[Lexicog] Re: When Semantics Doesn't Matter
Hayim Sheynin
hsheynin19444 at YAHOO.COM
Mon Jul 2 20:38:17 UTC 2007
Dear David and Fritz,
If anything, I intended that the original of some parts (like four synoptic Gospels
and Acts) of the NT could be or might be written in Palestinian Aramaic, perhaps Galilean dialect. I know that most of the theologians today are convinced that
so called Q-text (a prototypal source of the NT) was written in Greek. But nobody saw this Q-text, and it seems to me logical that it could be written in
the original language of Jesus Christ and his disciples. Until the earliest text found, my suggestion must remain as a suggestion. If the original text had be
written in Greek, I cannot understand an animosity of earlier Rabbis who saw
the Christian teaching as very harmful for Rabbinic Judaism. The Jews of Rabbinic period (i.e. Hellenistic and Roman periods) did not have easy access to Greek writings. If they knew Greek, this was a street language. It is true for Palestine, but it is different for Alexandria and North African Jewish settlements.
Necessities of life pushed Greek words into Hebrew and Aramaic as loanwords,
however it is not a proof of Palestinian Jews' proficiency in Greek.
Hayim Sheynin
David Frank <david_frank at sil.org> wrote:
Fritz --
I think what Scott meant was that the New Testament as most people know it today -- i.e. in translation -- is derived from the Greek (original). I understood his point to be that while the Old Testament was originally written in Hebrew and Aramaic, the New Testament was originally written in Greek.
Hayim had an interesting theory that what we call the New Testament may have originally been written in Hebrew. That is an intriguing idea, but as far as I know it is just a theory or speculation, though as you said, Fritz, there is sometimes evidence of a Hebrew substratum. As we have been discussing idiomatic phrases, I understand that "son(s) of" as in "sons of thunder," "son of perdition," etc. is a Hebrew idiom that was carried over literally into the Greek New Testament scriptures. But you know this better than I do, Fritz.
I have sometimes said something similar to what Hayim said. I have pointed out that the Greek New Testament scriptures were a translation in themselves, in that the words of Jesus and his followers would have been uttered in Aramaic but written down in Greek. Except for those few cases that Hayim mentioned where the Aramaic utterances were transliterated rather than translated.

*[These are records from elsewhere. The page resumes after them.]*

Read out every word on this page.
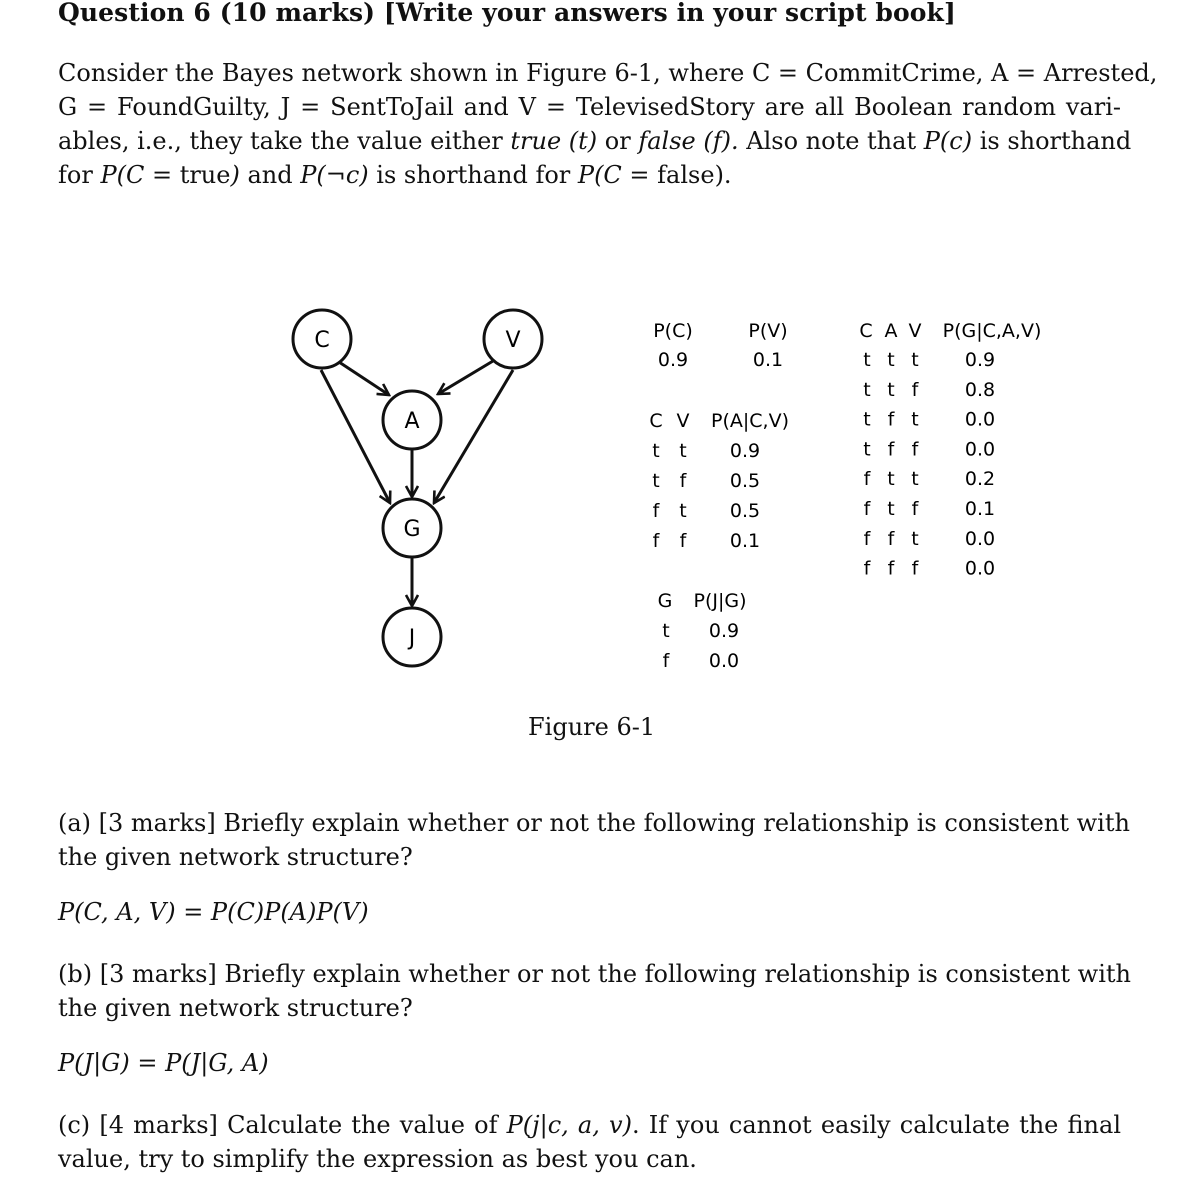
Question 6 (10 marks) [Write your answers in your script book]
Consider the Bayes network shown in Figure 6-1, where C = CommitCrime, A = Arrested,
G = FoundGuilty, J = SentToJail and V = TelevisedStory are all Boolean random vari-
ables, i.e., they take the value either true (t) or false (f). Also note that P(c) is shorthand
for P(C = true) and P(¬c) is shorthand for P(C = false).
C	V
A
G
J
P(C)	P(V)
0.9	0.1
C V P(A|C,V)
t t 0.9
t f 0.5
f t 0.5
f f 0.1
G P(J|G)
t 0.9
f 0.0
C A V P(G|C,A,V)
t t t 0.9
t t f 0.8
t f t 0.0
t f f 0.0
f t t 0.2
f t f 0.1
f f t 0.0
f f f 0.0
Figure 6-1
(a) [3 marks] Briefly explain whether or not the following relationship is consistent with
the given network structure?
P(C, A, V) = P(C)P(A)P(V)
(b) [3 marks] Briefly explain whether or not the following relationship is consistent with
the given network structure?
P(J|G) = P(J|G, A)
(c) [4 marks] Calculate the value of P(j|c, a, v). If you cannot easily calculate the final
value, try to simplify the expression as best you can.
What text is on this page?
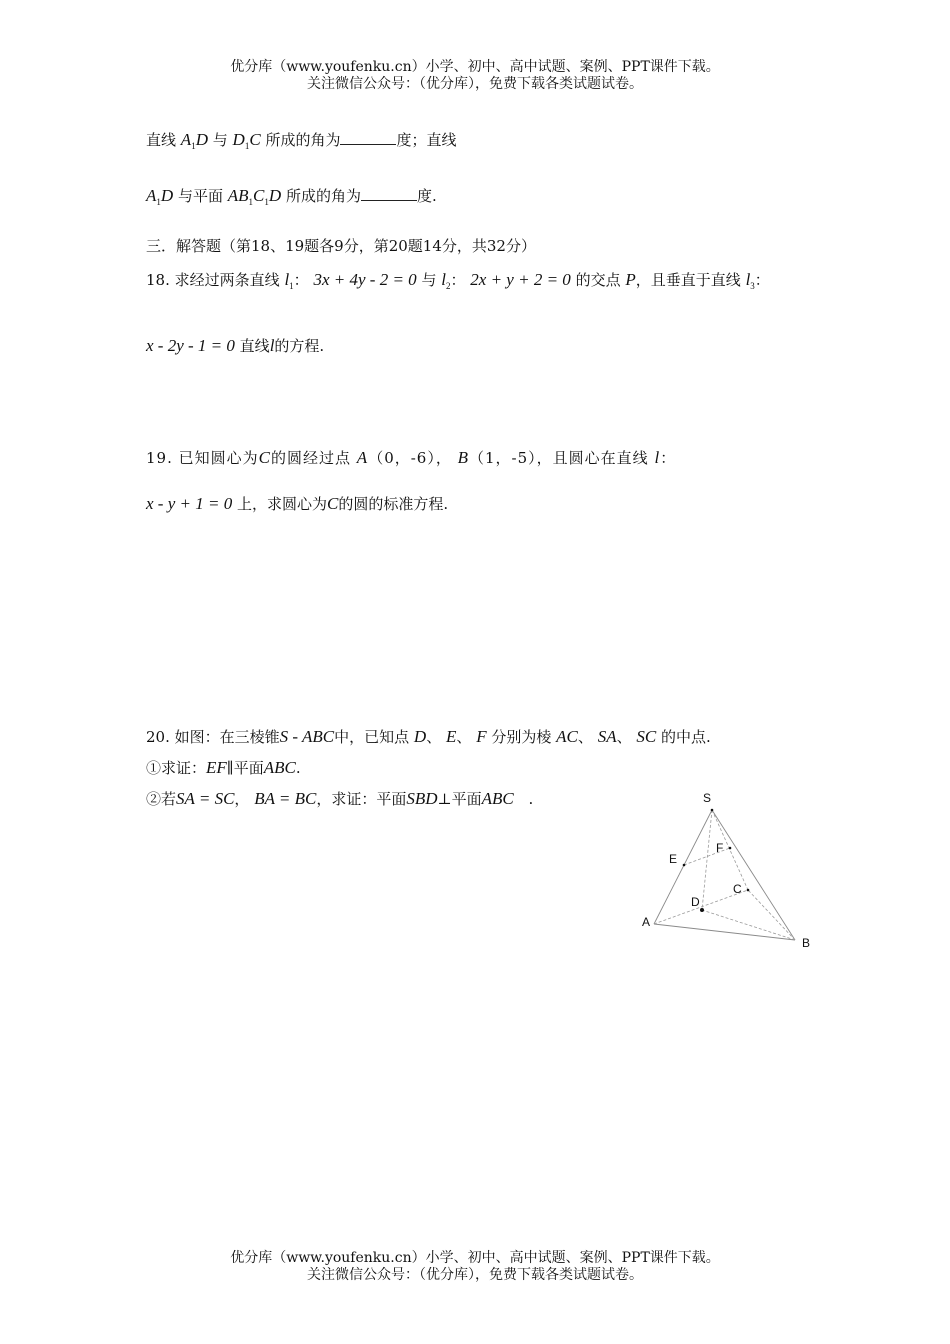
优分库（www.youfenku.cn）小学、初中、高中试题、案例、PPT课件下载。
关注微信公众号：（优分库），免费下载各类试题试卷。
直线 $A_1D$ 与 $D_1C$ 所成的角为	度；直线
$A_1D$ 与平面 $AB_1C_1D$ 所成的角为	度.
三．解答题（第18、19题各9分，第20题14分，共32分）
18. 求经过两条直线 $l_1$： 3x + 4y - 2 = 0 与 $l_2$： 2x + y + 2 = 0 的交点 P，且垂直于直线 $l_3$：
x - 2y - 1 = 0 直线l的方程.
19. 已知圆心为C的圆经过点 A（0，-6）， B（1，-5），且圆心在直线 l：
x - y + 1 = 0 上，求圆心为C的圆的标准方程.
20. 如图：在三棱锥S - ABC中，已知点 D、 E、 F 分别为棱 AC、 SA、 SC 的中点.
①求证：EF∥平面ABC.
②若SA = SC， BA = BC，求证：平面SBD⊥平面ABC .	S
E
F
C
D
A
B
优分库（www.youfenku.cn）小学、初中、高中试题、案例、PPT课件下载。
关注微信公众号：（优分库），免费下载各类试题试卷。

-- your friend and colleague David Frank
----- Original Message -----
From: Fritz Goerling
To: lexicographylist at yahoogroups.com
Sent: Saturday, June 30, 2007 6:40 PM
Subject: RE: [Lexicog] Re: When Semantics Doesn't Matter
Sorry, Scott, the NT was not derived from Greek but written in Greek.
Sometimes the Greek shows a Hebrew substratum. The New Testament was
not translated from Greek either but written in Greek. Paul is more known as the
apostle to the Gentiles.
Fritz Goerling
Hayim, I liked your points, point by point.
I'm a little confused though about your reference to the Bible
translation. The New Testament needs differentiation from the Old
Testament. The New Testament was derived from Greek, not Hebrew. It
was clumped together with the Old Testament, into what modern
Christians call "The Bible." Hebrew (Aramaic language), with Hebrew
writing being the source text of the Old Testament (written and
spoken by Hebrews) -- was copied, text for text, point by point,
iota by iota........from generation to generation -- assumably from
the hand of Moses himself.
But the New Testament, largely written by Paul the Apostle to
Greek cities and Greek Christians, was translated from Greek.